The key represents the airport name/code and value represents the flights cancelled in that
month.
The input data is taken from the excel/csv file attached to this mail and below is a snapshot of
the output we get after applying the map reducer function.
The Algorithm :-
Generally MapReduce paradigm is based on sending the computer to where the data resides.
MapReduce program executes in three stages, namely map stage, shuffle stage, and reduce
stage.
Map stage − The map or mapper’s job is to process the input data. Generally the input data is in
the form of file or directory and is stored in the Hadoop file system (HDFS). The input file is
passed to the mapper function line by line. The mapper processes the data and creates several
small chunks of data.
Reduce stage − This stage is the combination of the Shuffle stage and the Reduce stage.

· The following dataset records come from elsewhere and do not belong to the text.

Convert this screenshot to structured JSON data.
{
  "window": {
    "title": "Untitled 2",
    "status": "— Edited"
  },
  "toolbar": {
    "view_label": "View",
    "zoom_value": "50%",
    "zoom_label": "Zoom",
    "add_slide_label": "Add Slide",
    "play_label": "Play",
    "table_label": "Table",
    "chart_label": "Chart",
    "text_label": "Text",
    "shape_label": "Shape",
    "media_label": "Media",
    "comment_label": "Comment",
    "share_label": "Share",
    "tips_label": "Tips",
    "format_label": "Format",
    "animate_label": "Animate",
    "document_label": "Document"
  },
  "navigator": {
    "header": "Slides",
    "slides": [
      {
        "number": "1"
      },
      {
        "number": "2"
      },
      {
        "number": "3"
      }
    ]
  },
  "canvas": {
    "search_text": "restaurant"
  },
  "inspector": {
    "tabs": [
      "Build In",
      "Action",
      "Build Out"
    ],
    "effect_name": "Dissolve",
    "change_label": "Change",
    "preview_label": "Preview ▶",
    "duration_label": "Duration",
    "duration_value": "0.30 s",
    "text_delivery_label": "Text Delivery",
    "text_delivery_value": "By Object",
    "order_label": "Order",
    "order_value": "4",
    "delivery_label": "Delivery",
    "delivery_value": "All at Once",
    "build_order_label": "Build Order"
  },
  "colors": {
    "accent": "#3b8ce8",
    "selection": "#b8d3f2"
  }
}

The
Reducer’s job is to process the data that comes from the mapper. After processing, it produces
a new set of output, which will be stored in the HDFS.

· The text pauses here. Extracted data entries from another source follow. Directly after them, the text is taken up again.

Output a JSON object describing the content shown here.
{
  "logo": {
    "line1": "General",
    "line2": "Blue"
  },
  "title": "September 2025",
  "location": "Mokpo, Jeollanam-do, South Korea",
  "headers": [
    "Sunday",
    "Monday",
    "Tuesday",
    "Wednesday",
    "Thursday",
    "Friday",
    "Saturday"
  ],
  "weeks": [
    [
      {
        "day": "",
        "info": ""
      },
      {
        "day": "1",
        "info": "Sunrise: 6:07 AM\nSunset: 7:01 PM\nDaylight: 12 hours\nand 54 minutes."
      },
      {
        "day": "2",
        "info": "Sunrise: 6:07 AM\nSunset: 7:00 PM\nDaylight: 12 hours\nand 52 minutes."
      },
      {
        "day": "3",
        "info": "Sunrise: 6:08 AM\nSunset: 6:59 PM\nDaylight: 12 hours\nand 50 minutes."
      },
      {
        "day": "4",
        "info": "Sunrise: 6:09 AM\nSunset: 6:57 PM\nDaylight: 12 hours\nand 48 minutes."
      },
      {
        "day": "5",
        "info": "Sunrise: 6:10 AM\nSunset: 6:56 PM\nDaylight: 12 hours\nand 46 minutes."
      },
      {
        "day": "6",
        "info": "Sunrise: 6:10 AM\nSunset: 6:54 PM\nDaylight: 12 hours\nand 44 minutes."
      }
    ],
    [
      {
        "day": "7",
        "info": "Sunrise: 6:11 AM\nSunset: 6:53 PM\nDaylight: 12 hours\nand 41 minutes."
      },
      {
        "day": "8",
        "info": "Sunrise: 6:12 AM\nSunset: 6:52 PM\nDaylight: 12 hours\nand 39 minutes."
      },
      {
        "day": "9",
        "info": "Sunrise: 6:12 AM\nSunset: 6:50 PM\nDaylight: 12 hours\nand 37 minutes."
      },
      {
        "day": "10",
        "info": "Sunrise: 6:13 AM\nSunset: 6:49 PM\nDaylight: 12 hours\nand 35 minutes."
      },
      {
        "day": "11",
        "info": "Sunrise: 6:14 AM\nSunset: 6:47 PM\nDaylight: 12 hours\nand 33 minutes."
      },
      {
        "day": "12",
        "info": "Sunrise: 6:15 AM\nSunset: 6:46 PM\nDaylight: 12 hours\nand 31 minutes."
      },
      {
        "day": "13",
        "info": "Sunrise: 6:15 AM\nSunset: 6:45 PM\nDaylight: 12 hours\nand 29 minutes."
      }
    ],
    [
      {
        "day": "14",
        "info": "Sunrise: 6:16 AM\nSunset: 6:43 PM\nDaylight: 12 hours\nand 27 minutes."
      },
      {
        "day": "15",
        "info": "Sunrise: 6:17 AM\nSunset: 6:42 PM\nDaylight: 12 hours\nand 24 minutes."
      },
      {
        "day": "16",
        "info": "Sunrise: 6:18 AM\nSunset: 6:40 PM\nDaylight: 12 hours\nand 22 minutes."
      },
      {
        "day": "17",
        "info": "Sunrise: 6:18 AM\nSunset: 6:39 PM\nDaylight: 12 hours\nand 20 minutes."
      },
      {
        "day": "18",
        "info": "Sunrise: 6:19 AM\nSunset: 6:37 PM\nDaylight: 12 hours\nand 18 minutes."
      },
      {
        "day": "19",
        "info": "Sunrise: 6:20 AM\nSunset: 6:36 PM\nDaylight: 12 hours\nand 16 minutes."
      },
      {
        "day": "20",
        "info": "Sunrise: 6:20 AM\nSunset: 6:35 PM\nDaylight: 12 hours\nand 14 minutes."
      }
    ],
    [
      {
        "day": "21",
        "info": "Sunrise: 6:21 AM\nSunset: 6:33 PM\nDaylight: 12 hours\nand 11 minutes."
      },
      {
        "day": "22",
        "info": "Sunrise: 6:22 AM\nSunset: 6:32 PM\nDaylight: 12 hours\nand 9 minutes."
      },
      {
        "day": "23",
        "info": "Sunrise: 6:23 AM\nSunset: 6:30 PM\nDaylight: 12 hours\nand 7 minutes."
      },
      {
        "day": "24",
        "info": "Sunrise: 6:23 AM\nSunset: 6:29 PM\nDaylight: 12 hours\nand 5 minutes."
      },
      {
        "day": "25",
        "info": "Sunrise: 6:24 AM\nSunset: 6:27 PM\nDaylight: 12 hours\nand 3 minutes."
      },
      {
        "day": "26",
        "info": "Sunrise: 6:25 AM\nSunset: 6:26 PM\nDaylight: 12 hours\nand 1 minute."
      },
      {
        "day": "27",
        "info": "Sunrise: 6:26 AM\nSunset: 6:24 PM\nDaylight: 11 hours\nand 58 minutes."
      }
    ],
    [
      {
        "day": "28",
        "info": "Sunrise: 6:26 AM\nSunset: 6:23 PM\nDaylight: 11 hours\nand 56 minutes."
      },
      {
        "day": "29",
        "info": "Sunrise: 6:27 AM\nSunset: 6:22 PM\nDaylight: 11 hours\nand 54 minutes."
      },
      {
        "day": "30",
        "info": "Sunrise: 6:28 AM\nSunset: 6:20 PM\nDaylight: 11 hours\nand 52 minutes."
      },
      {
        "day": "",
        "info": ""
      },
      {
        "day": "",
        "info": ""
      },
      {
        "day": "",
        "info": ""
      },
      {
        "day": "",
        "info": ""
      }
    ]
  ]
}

During a MapReduce job, Hadoop sends the Map and Reduce tasks to the appropriate servers
in the cluster.
The framework manages all the details of data-passing such as issuing tasks, verifying task
completion, and copying data around the cluster between the nodes.
Most of the computing takes place on nodes with data on local disks that reduces the network
traffic.
After completion of the given tasks, the cluster collects and reduces the data to form an
appropriate result, and sends it back to the Hadoop server.
MapReduce Algorithm
Inputs and Outputs (Java Perspective)
The MapReduce framework operates on <key, value> pairs, that is, the framework views the
input to the job as a set of <key, value> pairs and produces a set of <key, value> pairs as the
output of the job, conceivably of different types.
The key and the value classes should be in serialized manner by the framework and hence,
need to implement the Writable interface. Additionally, the key classes have to implement the
Writable-Comparable interface to facilitate sorting by the framework. Input and Output types of a
MapReduce job − (Input) <k1, v1> → map → <k2, v2> → reduce → <k3, v3>(Output).
Terminology
PayLoad − Applications implement the Map and the Reduce functions, and form the core of the
job.
Mapper − Mapper maps the input key/value pairs to a set of intermediate key/value pair.
NamedNode − Node that manages the Hadoop Distributed File System (HDFS).
DataNode − Node where data is presented in advance before any processing takes place.
MasterNode − Node where JobTracker runs and which accepts job requests from clients.
JobTracker − Schedules jobs and tracks the assign jobs to Task tracker.
★ OUTPUT -
As we can see Atlanta(ATL) airport has the maximum number of flights being cancelled
in a year.
Thus, the authorities can use this information and from various factors to reduce their
inefficiencies from flights being cancelled and bring proper reconsideration or
amends/refunds so that in future people are not accustomed to these problems.